My name is Joel Speranza, and I’m a maths, digital technology and accounting teacher. I’ve been producing video content, including flipped classroom lessons, for use in my classroom for 3 years now. In that time I’ve made approximately 1,000 videos. This means I’ve made about 1 video a day since I started.
I know, that sounds like a lot doesn’t it? Don’t worry, it’s really not as difficult as you imagine.
I used to be terrified of making videos. I had no idea how to do it, I was terrified of having my face and my voice on screen. But after one too many students came in saying, “Did I miss anything yesterday?” I decided to gather up my courage and make my first video.
You can watch this video below.
There is so much wrong with this video. The sound is terrible, I can barely look at the camera, the camera keeps losing focus. The whole thing is a mess. You might think it’s a failure. But…
My students loved it! For the first time, they had true control over their own learning. They could pause the video if they were having trouble, or rewind it if they didn’t understand something. As the the final exam approached, students could re-watch the video to help them revise. Parents even got in on the act, learning the content anew and helping their children to learn.
I used to be terrified of making videos. I had no idea how to do it, I was terrified of having my face and my voice on screen.
This total control has only been possible in recent years with class sets of laptops or 1:1 schools. No longer do we need to wheel the TV trolley in and have all our students watching one screen. If students have their own screen, they can learn at their own pace.
Creating Your Own Flipped Lessons
Creating your own flipped lessons is simple. Just point your webcam or mobile phone camera at yourself, press record and start teaching. Upload to ClickView and share with your students. It really is as simple as that.
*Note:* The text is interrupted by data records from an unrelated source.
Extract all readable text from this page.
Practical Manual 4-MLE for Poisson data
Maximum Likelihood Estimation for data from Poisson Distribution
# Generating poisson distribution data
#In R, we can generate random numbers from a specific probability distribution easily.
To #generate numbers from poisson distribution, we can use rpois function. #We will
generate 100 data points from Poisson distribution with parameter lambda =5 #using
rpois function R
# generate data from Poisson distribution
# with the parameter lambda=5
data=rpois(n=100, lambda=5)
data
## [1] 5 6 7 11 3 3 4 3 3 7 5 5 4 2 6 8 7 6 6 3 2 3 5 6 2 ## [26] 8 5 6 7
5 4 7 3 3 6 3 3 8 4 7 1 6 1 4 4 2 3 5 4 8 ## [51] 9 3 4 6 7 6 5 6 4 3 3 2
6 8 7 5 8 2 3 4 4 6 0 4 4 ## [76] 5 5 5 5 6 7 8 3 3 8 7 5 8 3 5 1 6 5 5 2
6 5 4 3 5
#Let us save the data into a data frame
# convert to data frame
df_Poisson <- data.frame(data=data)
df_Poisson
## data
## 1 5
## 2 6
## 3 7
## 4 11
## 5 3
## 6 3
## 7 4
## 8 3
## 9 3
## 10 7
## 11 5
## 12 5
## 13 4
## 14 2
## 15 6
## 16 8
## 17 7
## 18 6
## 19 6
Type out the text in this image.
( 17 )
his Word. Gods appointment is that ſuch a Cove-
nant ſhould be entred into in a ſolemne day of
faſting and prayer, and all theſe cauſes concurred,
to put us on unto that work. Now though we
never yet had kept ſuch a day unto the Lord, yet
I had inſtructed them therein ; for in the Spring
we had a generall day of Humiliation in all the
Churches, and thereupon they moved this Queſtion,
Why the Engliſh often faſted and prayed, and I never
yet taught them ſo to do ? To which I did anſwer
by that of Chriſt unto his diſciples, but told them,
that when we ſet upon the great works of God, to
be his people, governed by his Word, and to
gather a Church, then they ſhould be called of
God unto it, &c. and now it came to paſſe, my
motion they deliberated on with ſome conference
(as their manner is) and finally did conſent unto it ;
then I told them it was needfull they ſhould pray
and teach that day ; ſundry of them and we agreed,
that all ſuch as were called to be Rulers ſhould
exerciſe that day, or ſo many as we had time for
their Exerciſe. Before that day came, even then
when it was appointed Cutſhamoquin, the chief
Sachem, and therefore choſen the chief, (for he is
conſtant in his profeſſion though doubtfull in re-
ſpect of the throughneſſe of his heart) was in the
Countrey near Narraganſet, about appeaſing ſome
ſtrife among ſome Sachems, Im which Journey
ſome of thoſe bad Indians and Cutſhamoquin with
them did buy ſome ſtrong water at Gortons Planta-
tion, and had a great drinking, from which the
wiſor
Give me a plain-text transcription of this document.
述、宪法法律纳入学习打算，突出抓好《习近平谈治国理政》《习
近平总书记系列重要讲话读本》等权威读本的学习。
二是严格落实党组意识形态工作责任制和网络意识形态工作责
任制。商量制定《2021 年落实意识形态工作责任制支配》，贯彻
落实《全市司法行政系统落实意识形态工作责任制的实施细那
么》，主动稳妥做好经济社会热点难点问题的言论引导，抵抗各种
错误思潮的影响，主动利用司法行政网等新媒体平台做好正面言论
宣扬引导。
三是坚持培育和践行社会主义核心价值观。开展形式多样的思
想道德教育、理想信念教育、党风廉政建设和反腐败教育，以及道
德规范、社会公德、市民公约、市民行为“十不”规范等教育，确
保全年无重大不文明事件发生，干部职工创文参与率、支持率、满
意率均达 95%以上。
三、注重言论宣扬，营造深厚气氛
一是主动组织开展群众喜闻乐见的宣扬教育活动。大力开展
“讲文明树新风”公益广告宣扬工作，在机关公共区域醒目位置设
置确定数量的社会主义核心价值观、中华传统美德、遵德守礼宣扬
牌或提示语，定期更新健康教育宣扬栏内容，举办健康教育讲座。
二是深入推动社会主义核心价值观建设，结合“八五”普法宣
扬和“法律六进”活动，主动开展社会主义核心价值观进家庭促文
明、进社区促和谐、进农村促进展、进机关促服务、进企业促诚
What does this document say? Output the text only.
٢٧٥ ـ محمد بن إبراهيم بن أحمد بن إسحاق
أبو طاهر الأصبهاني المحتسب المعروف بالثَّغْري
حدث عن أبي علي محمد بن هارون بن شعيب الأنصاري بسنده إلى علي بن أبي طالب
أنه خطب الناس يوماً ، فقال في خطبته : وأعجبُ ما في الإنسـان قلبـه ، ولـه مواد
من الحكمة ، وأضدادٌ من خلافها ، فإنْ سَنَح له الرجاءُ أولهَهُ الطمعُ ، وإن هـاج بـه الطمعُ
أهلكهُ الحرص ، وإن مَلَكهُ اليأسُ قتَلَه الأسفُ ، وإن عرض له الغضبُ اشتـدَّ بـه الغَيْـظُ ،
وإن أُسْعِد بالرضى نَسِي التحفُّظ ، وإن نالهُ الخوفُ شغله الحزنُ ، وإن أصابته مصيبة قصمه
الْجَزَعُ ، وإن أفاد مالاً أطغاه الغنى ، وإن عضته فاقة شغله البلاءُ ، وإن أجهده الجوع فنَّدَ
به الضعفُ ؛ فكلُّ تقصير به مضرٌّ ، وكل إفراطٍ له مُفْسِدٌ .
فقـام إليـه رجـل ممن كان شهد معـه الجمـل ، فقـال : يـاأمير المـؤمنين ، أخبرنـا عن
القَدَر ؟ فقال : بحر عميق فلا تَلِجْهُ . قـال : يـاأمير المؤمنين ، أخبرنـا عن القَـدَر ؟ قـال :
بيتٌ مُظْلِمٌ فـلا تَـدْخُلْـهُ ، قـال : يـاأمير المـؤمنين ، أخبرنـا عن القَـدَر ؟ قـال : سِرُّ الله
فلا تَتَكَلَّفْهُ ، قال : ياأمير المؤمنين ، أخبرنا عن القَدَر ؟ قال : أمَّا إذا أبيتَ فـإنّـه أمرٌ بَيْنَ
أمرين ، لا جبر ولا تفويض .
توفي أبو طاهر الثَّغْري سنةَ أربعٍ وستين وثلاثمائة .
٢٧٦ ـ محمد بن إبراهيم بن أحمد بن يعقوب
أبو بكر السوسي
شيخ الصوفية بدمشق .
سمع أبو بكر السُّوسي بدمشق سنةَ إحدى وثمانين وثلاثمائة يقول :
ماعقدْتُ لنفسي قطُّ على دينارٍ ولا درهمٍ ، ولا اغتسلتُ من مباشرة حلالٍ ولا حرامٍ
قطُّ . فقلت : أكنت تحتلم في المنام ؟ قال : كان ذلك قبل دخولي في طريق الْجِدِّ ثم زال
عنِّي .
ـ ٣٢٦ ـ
I’d like to stress now that the quality of your video production or the way that you do it really doesn’t matter. Students just want to learn, and they don’t care how fancy the production values are. I make videos in all sorts of ways. Here’s a little “highlight reel” to give you some ideas.
Here’s what I’m getting at. The video revolution has happened fast, with cheap video cameras, internet fast enough to handle video, easy video uploading and a screen for every student. It has happened so fast that many of us haven’t realised how easy it is to make and share a video to our class.
As teachers, we use all of the tools available to us to create the best learning experience for our students. Now, for the first time ever, making your own video is just another tool that you can use.
Give it a try. The first one is the hardest, after that, the rest is easy.